С тех пор как с ним говорил Кори, произошли события, вновь вселившие в Лэфема надежду.

— Пойду расскажу об этом Пэн, — сказала его жена, торопясь наверстать упущенное время. — Почему ты мне до сих пор ничего не рассказывал, Сайлас?

— Ты ведь со мной не разговаривала, — сказал печально Лэфем.

— Да, правда, — призналась она, краснея.

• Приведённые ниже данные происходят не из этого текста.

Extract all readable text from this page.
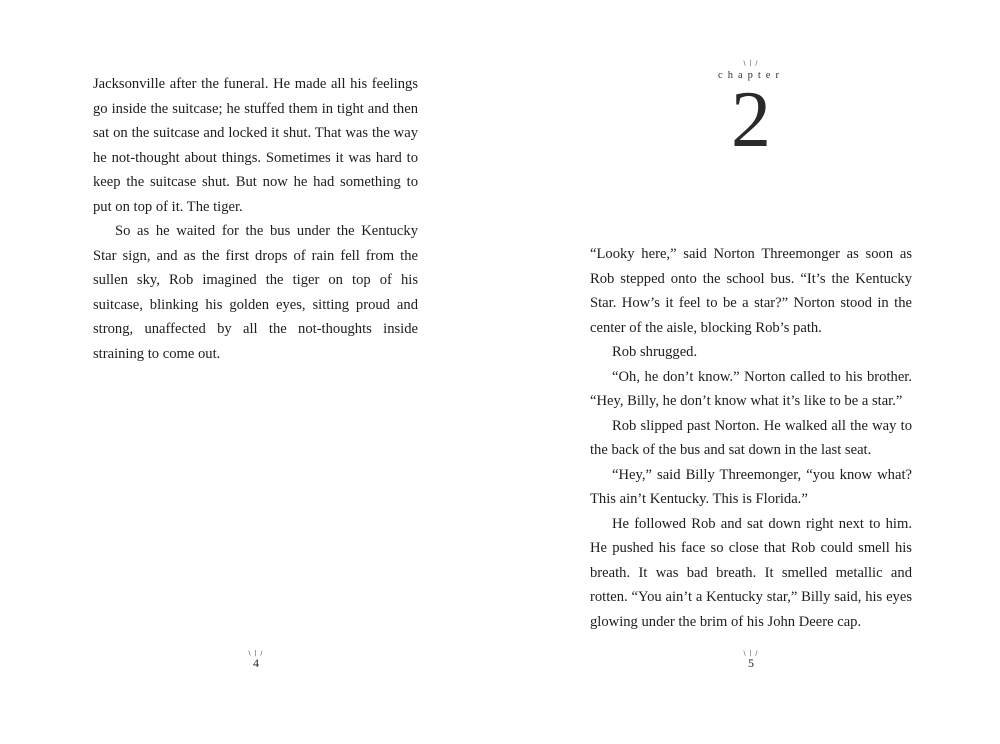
Jacksonville after the funeral. He made all his feelings go inside the suitcase; he stuffed them in tight and then sat on the suitcase and locked it shut. That was the way he not-thought about things. Sometimes it was hard to keep the suitcase shut. But now he had something to put on top of it. The tiger.

So as he waited for the bus under the Kentucky Star sign, and as the first drops of rain fell from the sullen sky, Rob imagined the tiger on top of his suitcase, blinking his golden eyes, sitting proud and strong, unaffected by all the not-thoughts inside straining to come out.

\ | /
4
\ | /
chapter
2

“Looky here,” said Norton Threemonger as soon as Rob stepped onto the school bus. “It’s the Kentucky Star. How’s it feel to be a star?” Norton stood in the center of the aisle, blocking Rob’s path.

Rob shrugged.

“Oh, he don’t know.” Norton called to his brother. “Hey, Billy, he don’t know what it’s like to be a star.”

Rob slipped past Norton. He walked all the way to the back of the bus and sat down in the last seat.

“Hey,” said Billy Threemonger, “you know what? This ain’t Kentucky. This is Florida.”

He followed Rob and sat down right next to him. He pushed his face so close that Rob could smell his breath. It was bad breath. It smelled metallic and rotten. “You ain’t a Kentucky star,” Billy said, his eyes glowing under the brim of his John Deere cap.

\ | /
5
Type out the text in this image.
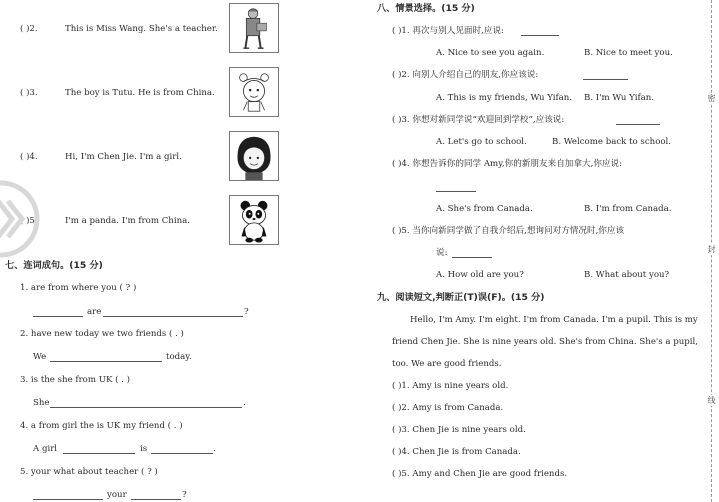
( )2.	This is Miss Wang. She's a teacher.
( )3.	The boy is Tutu. He is from China.
( )4.	Hi, I'm Chen Jie. I'm a girl.
( )5.	I'm a panda. I'm from China.
七、连词成句。(15 分)
1. are from where you ( ? )
are	?
2. have new today we two friends ( . )
We	today.
3. is the she from UK ( . )
She	.
4. a from girl the is UK my friend ( . )
A girl	is	.
5. your what about teacher ( ? )
your	?
八、情景选择。(15 分)
( )1. 再次与别人见面时,应说:
A. Nice to see you again.	B. Nice to meet you.
( )2. 向别人介绍自己的朋友,你应该说:
A. This is my friends, Wu Yifan. B. I'm Wu Yifan.
( )3. 你想对新同学说“欢迎回到学校”,应该说:
A. Let's go to school.	B. Welcome back to school.
( )4. 你想告诉你的同学 Amy,你的新朋友来自加拿大,你应说:
A. She's from Canada.	B. I'm from Canada.
( )5. 当你向新同学做了自我介绍后,想询问对方情况时,你应该
说:
A. How old are you?	B. What about you?
九、阅读短文,判断正(T)误(F)。(15 分)
Hello, I'm Amy. I'm eight. I'm from Canada. I'm a pupil. This is my
friend Chen Jie. She is nine years old. She's from China. She's a pupil,
too. We are good friends.
( )1. Amy is nine years old.
( )2. Amy is from Canada.
( )3. Chen Jie is nine years old.
( )4. Chen Jie is from Canada.
( )5. Amy and Chen Jie are good friends.
密
封
线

Лишь бы он не подумал, будто Пэн и раньше про это знала.

24

В тот вечер после обеда в комнату к Кори вошел Джеймс Беллингем.

— Я к тебе по просьбе полковника Лэфема, — сказал ему дядя. — Он был сегодня у меня в конторе, и мы долго говорили. Ты знал, что он в трудном положении?

— Я предполагал, что есть какие-то сложности. Да и бухгалтер тоже о чем-то догадывается, хотя ему мало что известно.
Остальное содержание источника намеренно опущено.